ITALY | 50′ | COLOR | DCP | DOCUMENTARY | 2020

Synopsis

Beyun is a documentary film project about Evenki people, a nomadic shamanic minority of reindeer people living in the steps of Siberia. Their existence is caught between two ‘imaginarium,’ the contemporary one of the global economy, and the one of the magic, of the divinatory, of the ‘daily fantastic’ of a shamanic society. A conflict at a level of metaphors, a daily struggle to define oneself.
Beyun in Evenki language means a non-tamed reindeer, an erratic phenomenology of nature. Beyun is the exception, the lynchpin of the rituality, the sense of the cycle.

Long Synopsis

Beyun is a documentary film project about the indigenous people of Yakutia region in Russia, the Evenki, a nomadic shamanic society of reindeer herders. We follow a path between Yakutsk and Nierjungri. It is the land known as taiga, extremely cold and humid, home of the Evenki people.

We meet Alena Gerasimova the ambassador of the Association of World
Reindeer Herders. She was born and raised there, but she went to Saint Petersburg to study. Today she returns to visit her family and we observe their life as they go through the daily routine.

The Shaman is at the center of the society, a figure that guides and links life to the beyond. Through rare insight, we are introduced to the methapors, images, rituals and tales present in the Evenki’s imaginarium. We are introduced to another way to consider time and space.

At times we notice the endless plains are abruptly interrupted by pipelines,
imposing metal structures dominating the horizon. In extremely cold environments as the taiga, they have to be super-elevated to avoid freezing. This invasive practice has fragmented the territory, interrupting routes of exchanges and rituals.

It is only one example of how in the last fifteen years, big metallurgic and extractive companies such as Gasprom looking for gas, minerals, diamonds, have systematically plundered and occupied the land of these indigenous people.

As we reach Nierjungri more and more Evenki people join the Family of Alena, it is “Den Olenevoda” the annual gathering of reindeer herders. We observe the rituals and celebration.

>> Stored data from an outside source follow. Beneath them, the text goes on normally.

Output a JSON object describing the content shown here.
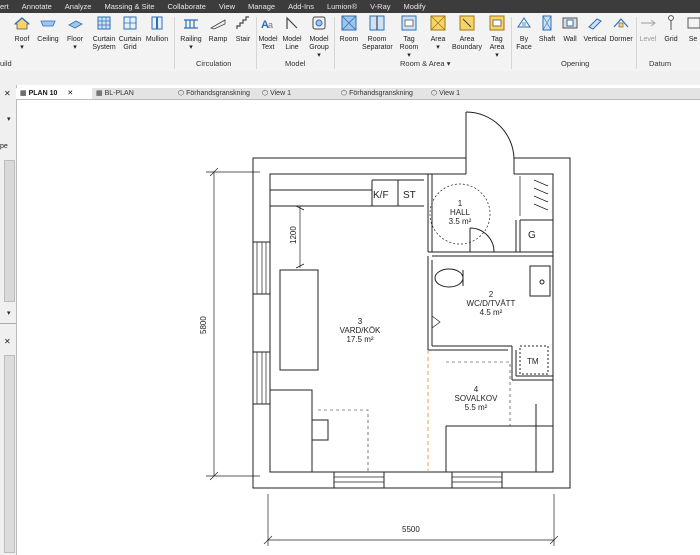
{
  "menu": [
    "ert",
    "Annotate",
    "Analyze",
    "Massing & Site",
    "Collaborate",
    "View",
    "Manage",
    "Add-Ins",
    "Lumion®",
    "V-Ray",
    "Modify"
  ],
  "ribbon": {
    "buttons": [
      {
        "id": "roof",
        "label": "Roof"
      },
      {
        "id": "ceiling",
        "label": "Ceiling"
      },
      {
        "id": "floor",
        "label": "Floor"
      },
      {
        "id": "curtain_system",
        "label": "Curtain System"
      },
      {
        "id": "curtain_grid",
        "label": "Curtain Grid"
      },
      {
        "id": "mullion",
        "label": "Mullion"
      },
      {
        "id": "railing",
        "label": "Railing"
      },
      {
        "id": "ramp",
        "label": "Ramp"
      },
      {
        "id": "stair",
        "label": "Stair"
      },
      {
        "id": "model_text",
        "label": "Model Text"
      },
      {
        "id": "model_line",
        "label": "Model Line"
      },
      {
        "id": "model_group",
        "label": "Model Group"
      },
      {
        "id": "room",
        "label": "Room"
      },
      {
        "id": "room_separator",
        "label": "Room Separator"
      },
      {
        "id": "tag_room",
        "label": "Tag Room"
      },
      {
        "id": "area",
        "label": "Area"
      },
      {
        "id": "area_boundary",
        "label": "Area Boundary"
      },
      {
        "id": "tag_area",
        "label": "Tag Area"
      },
      {
        "id": "by_face",
        "label": "By Face"
      },
      {
        "id": "shaft",
        "label": "Shaft"
      },
      {
        "id": "wall",
        "label": "Wall"
      },
      {
        "id": "vertical",
        "label": "Vertical"
      },
      {
        "id": "dormer",
        "label": "Dormer"
      },
      {
        "id": "level",
        "label": "Level"
      },
      {
        "id": "grid",
        "label": "Grid"
      },
      {
        "id": "set",
        "label": "Se"
      }
    ],
    "groups": {
      "build": "uild",
      "circulation": "Circulation",
      "model": "Model",
      "room_area": "Room & Area",
      "opening": "Opening",
      "datum": "Datum"
    }
  },
  "tabs": [
    "PLAN 10",
    "BL-PLAN",
    "Förhandsgranskning",
    "View 1",
    "Förhandsgranskning",
    "View 1"
  ],
  "left_panel": {
    "label": "pe"
  },
  "plan": {
    "rooms": [
      {
        "number": "1",
        "name": "HALL",
        "area": "3.5 m²"
      },
      {
        "number": "2",
        "name": "WC/D/TVÄTT",
        "area": "4.5 m²"
      },
      {
        "number": "3",
        "name": "VARD/KÖK",
        "area": "17.5 m²"
      },
      {
        "number": "4",
        "name": "SOVALKOV",
        "area": "5.5 m²"
      }
    ],
    "labels": {
      "kf": "K/F",
      "st": "ST",
      "g": "G",
      "tm": "TM"
    },
    "dimensions": {
      "width": "5500",
      "height": "5800",
      "kitchen_depth": "1200"
    }
  },
  "colors": {
    "menubar": "#3c3c3c",
    "ribbon": "#f3f3f3",
    "wall": "#222222",
    "accent_orange": "#f0a040",
    "icon_yellow": "#f7d36a",
    "icon_blue": "#2f6fb5"
  }
}
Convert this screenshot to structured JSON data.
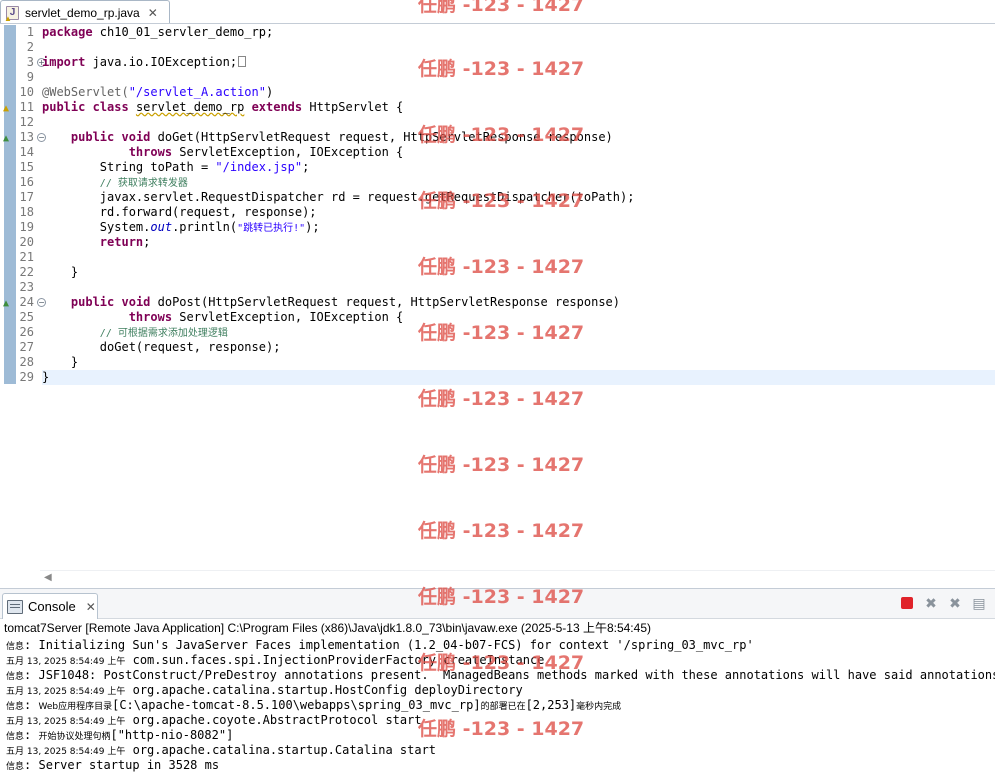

Against the ever invasive presence of companies looking to dig out the riches of the earth, against a society more and more removed from ancient belief systems, the Evenki people are fighting to keep their culture. Their belief system and
mythological materials offer practical solutions of resistance.

 

 

About Evenki people

The Evenki are a minority population of the Russian Federation, they occupy
a portion of land spread from the Sea of Okhotsk to the South East Siberia, but their denser social aggregations are to be found in Yakutia.
They are Reindeer herders, commonly referred as Reindeer People.
Reindeer herding is a millenary economical social and cultural practice present in 9 different countries (Norway, Sweden, Finland, Russia, Mongolia, Greenland, China, Canada, Alaska and a small herd in Scotland).
The traditional Evenki economy was a mix of pastoralism, fishing, and hunting.
The Evenki, like most nomadic, pastoral, and subsistence agrarian peoples, spend most of their lives in very close contact with nature and therefore developed an animist system of belief based on rituals, respect for nature and the perception of nature as a living being.
Although nominally Christianized in the 18th century, the Evenki people maintain an animistic vision of the world tied to shamanism until today.